И Регина стала легкой-легкой, как воздушный шарик.

С началом учебы их встречи сделались редкими. Зоммерфельды – у семьи имелся покровитель в высоких кругах – «поступили» сына в ЛУМО, на факультет теории власти. Ближайшее отделение ЛУМО располагалось в Орцвальде, далеко от Лусса, где училась Регина – так далеко, что не очень-то поездишь друг к другу. Ник, студент-международник, при любой оказии вырывался в Лусс, но очная форма обучения сводила число оказий до минимума. Каникулы, да еще государственные праздники. Находясь рядом с Региной, млея от счастья, Ник тем не менее, как заведенный, бубнил из учебника:

– …подответвление этногенетических наук включает в себя две науки 1-го порядка: номологию, то есть правоведение, и политику. Политику составляют две науки 2-го порядка: теория власти и ценольбология…

– Ты совсем как мама! – сердилась Регина. – Помолчи хоть минутку!

– …науки 3-го порядка, – отвечал Ник, кивая, – как то кибернетика, или наука об управлении, дипломатия и этнодицея, занимающаяся правами народов, составляют…

– Ах, так? Замечу вам, любезный, мой, что α-мотонейроны образуют прямые связи с чувствительными путями, идущими от экстрафузальных волокон мышечного веретена, имеют до 20 000 синапсов на своих дендритах и характеризуются низкой частотой…

Время летело незаметно. Когда любишь, мелкие ссоры лишь добавляют перчику в отношения. Иногда Регина задумывалась над причинами верности Ника. Ребенок, мальчик, подросток, юноша; молодой человек. Десять с лишним лет ожидания. Гормоны бьют ключом. Вокруг толпы дивных цыпочек. Ник – парень хоть куда, на такого гроздьями вешаются. А он стряхивает гроздья, он ждет, надеется… Любовь? Или на «космической свадьбе» ты, флейтистка драная, всё же что-то нарушила в мозгу Николаса Зоммерфельда? Первый ментальный прорыв – самый сильный, никому из телепатов не суждено достигнуть подобного уровня за всю жизнь. Можно приблизиться, угробив десятки лет на обучение и тренировки, но сравняться нельзя. Мощнейший подавитель не сумеет полностью контролировать такую большую группу объектов, какую играючи «взяла» малышка Ри. Про феномен «инициативного выхода из скорлупы» написана уйма монографий; увы, причины неизвестны до сих пор.

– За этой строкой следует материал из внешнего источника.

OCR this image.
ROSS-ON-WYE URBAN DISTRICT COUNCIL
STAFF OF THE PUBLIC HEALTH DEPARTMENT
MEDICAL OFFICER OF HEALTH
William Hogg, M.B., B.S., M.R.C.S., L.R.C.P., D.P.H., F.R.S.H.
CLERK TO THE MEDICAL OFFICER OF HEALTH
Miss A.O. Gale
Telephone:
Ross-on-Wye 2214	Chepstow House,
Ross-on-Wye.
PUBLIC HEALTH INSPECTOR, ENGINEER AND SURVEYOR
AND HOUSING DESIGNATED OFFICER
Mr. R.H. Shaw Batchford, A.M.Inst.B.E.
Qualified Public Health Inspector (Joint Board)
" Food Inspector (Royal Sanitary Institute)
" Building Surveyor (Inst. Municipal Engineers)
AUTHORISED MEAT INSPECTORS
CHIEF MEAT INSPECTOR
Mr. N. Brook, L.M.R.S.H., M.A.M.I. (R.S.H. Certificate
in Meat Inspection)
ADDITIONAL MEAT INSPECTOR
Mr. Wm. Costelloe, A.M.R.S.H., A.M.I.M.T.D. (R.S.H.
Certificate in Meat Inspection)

Радуйся, подруга – вечный детский сад, любовь до гроба.

Радуюсь, соглашалась Регина.

«Ник, ты хочешь, чтобы я была невестой.»

«Ага, хочу!»

Проверь, шептало сомнение. Поройся, разгреби завалы; посмотри – что да как. Чего ты боишься? Да, Зоммерфельды по сей день регулярно показывают сына маркизу Трессау. Да, опытный психир не фиксирует патологии. Ну и что? Трессау не получал образования на Сякко, он может ошибиться. У тебя вообще нет диплома психира? Глупенькая! Любящий глаз и без диплома заметит пустячок, ускользнувший от врача. Проверь, убедись…

Нет, отвечала Регина.

Почему?

Потому что я выбрала, и значит, я права. Выбирающий всегда прав. А сомневающийся всегда в убытке.

Кто это сказал?

Это сказал Ник. И хватит разговоров.

III

– Хочу кофе.

– Сейчас.

– Ты куда?

– За кофе.

– Ты с ума сошел? Зачем ты одеваешься?

– Ты хочешь, чтобы я спустился вниз голым?

– Вниз? Нет, ты и впрямь рехнулся. Набери на панели заказа код, возьми из «доставки» чашку кофе и принеси мне в постель. Я люблю со взбитым желтком и капелькой ликера.

– Здесь нет панели заказа.

– В отеле?

– Да.

– В номере «люкс»?

– Да.

– Нет панели?

– Нет.

– Ты издеваешься. Ну скажи, что ты издеваешься!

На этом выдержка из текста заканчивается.